Mr Porter’s belief that it is perfectly acceptable for a politician to accept significant amounts of money for personal use from a mystery donor is utterly bizarre and highlights the yawning divide between the wider community and some established politicians.
He says to accept money in such circumstances is perfectly legal and – according to his clouded political vision – if it’s legal, it’s okay.
His actions have been found to be in breach of Ministerial standards – as opposed to all MPs – and he has trotted off to the sin-bin that is the back bench to serve out his penance … just as the recently promoted Barnaby Joyce and Bridget McKenzie did before him.

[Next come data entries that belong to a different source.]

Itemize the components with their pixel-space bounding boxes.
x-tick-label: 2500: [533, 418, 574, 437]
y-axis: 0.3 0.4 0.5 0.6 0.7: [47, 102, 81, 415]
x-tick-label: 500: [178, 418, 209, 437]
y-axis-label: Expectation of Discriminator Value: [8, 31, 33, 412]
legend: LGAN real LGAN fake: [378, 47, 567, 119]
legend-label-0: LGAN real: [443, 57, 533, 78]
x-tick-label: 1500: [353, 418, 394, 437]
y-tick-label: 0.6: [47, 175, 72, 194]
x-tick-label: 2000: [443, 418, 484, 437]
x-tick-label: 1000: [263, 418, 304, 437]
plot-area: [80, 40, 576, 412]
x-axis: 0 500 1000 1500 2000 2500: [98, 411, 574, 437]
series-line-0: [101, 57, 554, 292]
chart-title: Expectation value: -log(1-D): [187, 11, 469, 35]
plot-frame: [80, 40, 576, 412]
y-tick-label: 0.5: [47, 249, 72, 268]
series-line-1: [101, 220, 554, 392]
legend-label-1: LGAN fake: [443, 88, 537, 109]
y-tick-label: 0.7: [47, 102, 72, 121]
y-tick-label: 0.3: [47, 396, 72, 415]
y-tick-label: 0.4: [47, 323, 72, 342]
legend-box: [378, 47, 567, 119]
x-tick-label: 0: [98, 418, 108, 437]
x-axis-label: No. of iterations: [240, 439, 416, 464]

How anyone – let alone the nation’s former Attorney General – can have no issue with an MP accepting donations from unidentified sources is so far from reality it proves the political bubble has claimed another victim.
Mr Porter’s mystery donor could be his mum or a mining magnate, a friend or a foreign corporation – we don’t know.
To operate in such a clandestine way leaves the door wide open to corruption and a complete loss of confidence by the public in the political process.
For Mr Porter to not see this shows he is completely out of touch.
His desire to accept what is believed to have been close to $1m in preference to doing what is right, shows he should stay on the back bench until he not only acknowledges his mistake but indicates a desire to close the legal loophole he attempted to use for his own personal advantage.